The LVM-Image-Face-Ratio Filter (DLC) component filters images whose face-to-image area ratio falls outside a specified range. Use it to remove images dominated by faces or images with no meaningful face content before training image generation models.
This component requires a GPU instance type. Select a GPU instance when configuring the resource group.
Supported computing resources
How it works
For each image, the component calculates the proportion of faces in the image. Images whose face ratio falls outside the configured minimum and maximum are filtered out. The remaining images are written to the output path you specify.
Adjust the minimum and maximum face ratio range based on your dataset and training objective.
Inputs and outputs
Input ports
The component accepts the following inputs:
Read File Data component — reads the Object Storage Service (OSS) path where training data is stored.
Image Data OSS Path parameter — select either an OSS directory containing image files or an existing
meta.jsonlmetadata file. See the parameter description below.Any image data preprocessing component — connect it as an upstream input.
Output port
Filtering results written to the OSS directory specified by Output File OSS Path. See the parameter description below for output file details.
Configure the component
Configure the LVM-Image-Face-Ratio Filter (DLC) component in Machine Learning Designer. The following table describes all parameters.

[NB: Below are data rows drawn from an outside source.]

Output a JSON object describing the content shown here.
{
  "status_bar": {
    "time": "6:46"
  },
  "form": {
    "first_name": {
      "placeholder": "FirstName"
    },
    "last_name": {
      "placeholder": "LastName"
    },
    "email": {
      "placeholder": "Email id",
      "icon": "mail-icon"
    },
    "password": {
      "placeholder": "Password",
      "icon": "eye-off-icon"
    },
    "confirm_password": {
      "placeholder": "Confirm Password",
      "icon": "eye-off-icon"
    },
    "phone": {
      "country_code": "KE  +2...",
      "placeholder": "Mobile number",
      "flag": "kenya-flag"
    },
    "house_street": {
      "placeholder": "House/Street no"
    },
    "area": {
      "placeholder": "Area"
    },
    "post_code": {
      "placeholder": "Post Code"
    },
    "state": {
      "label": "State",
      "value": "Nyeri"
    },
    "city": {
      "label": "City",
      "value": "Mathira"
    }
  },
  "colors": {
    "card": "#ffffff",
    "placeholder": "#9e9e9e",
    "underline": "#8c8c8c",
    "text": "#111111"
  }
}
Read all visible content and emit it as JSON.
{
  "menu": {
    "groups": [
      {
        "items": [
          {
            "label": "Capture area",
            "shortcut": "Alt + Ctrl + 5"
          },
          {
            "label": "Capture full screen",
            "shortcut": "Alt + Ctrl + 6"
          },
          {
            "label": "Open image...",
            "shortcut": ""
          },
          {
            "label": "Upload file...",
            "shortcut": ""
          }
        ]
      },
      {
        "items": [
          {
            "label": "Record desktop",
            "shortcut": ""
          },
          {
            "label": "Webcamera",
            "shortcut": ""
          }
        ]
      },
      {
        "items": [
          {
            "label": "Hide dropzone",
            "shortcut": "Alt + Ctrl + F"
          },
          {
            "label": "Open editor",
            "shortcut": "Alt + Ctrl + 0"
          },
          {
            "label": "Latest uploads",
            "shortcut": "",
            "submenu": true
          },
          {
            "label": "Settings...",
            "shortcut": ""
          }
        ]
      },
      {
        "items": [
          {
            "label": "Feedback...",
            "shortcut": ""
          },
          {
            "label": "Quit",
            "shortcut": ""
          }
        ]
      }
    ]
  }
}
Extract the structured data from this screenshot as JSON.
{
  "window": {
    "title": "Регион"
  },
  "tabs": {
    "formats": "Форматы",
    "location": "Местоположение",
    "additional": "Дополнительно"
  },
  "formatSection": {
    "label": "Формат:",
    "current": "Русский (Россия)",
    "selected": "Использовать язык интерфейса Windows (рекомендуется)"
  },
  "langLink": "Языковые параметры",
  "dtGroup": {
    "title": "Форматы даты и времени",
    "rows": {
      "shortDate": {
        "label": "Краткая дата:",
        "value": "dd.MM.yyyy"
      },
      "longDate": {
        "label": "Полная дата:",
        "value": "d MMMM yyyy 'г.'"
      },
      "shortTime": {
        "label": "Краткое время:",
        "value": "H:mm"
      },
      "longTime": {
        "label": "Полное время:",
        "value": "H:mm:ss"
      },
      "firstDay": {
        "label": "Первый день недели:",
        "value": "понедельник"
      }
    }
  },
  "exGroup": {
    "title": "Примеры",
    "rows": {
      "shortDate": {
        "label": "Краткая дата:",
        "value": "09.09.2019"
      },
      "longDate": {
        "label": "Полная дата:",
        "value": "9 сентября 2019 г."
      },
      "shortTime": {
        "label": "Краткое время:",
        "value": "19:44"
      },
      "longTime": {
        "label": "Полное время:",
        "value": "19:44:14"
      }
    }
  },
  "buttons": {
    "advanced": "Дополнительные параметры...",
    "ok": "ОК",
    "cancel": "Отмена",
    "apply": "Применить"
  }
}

| Tab | Parameter | Type | Required | Default | Description |
|---|---|---|---|---|---|
| Field Settings | Image Data OSS Path | String | No | — | OSS directory containing image data, or an existing meta.jsonl file. If no upstream component is connected on the first run, select the OSS directory manually. The component generates meta.jsonl in the parent directory of the specified path. On subsequent runs, select meta.jsonl directly. |
| Field Settings | Output File OSS Path | String | Yes | — | OSS directory where filtering results are stored. The output includes: {name}.jsonl (filtered output, named by Output Filename), {name}_stats.jsonl (statistics), and dj_run_yaml.yaml (algorithm run configuration). |
| Field Settings | Output Filename | String | Yes | result.jsonl | File name for the filtering output. |
| Parameter Settings | Minimum face Ratio | Float | Yes | 0.0 | Minimum face ratio. Images with a face ratio below this value are filtered out. |
| Parameter Settings | Maximum face Ratio | Float | Yes | 0.4 | Maximum face ratio. Images with a face ratio above this value are filtered out. |
| Execution Tuning | Number of Processes | Integer | Yes | 4 | Number of parallel processes. |
| Select Resource Group | Public Resource Group | — | No | — | GPU instance type and virtual private cloud (VPC) to use. Select a GPU instance type. |
| Select Resource Group | Dedicated resource group | — | No | — | Number of vCPUs, memory, shared memory, and GPUs to allocate. |
| Select Resource Group | Maximum Running Duration (seconds) | Integer | No | — | Maximum run time in seconds. The job is terminated if this limit is exceeded. |
Usage notes
First run without upstream component: If no upstream component provides the OSS path, set Image Data OSS Path to the OSS directory containing your images. The component creates
meta.jsonlin the parent directory on the first run. Use this file as the input for subsequent runs instead of rescanning the directory.Face ratio range: Set the minimum and maximum face ratio to control which images are retained. Images with a face ratio below the minimum or above the maximum are filtered out. Adjust the range based on your dataset and training objective.
GPU requirement: This component uses GPU-accelerated face detection. Always select a GPU instance type in the resource group configuration.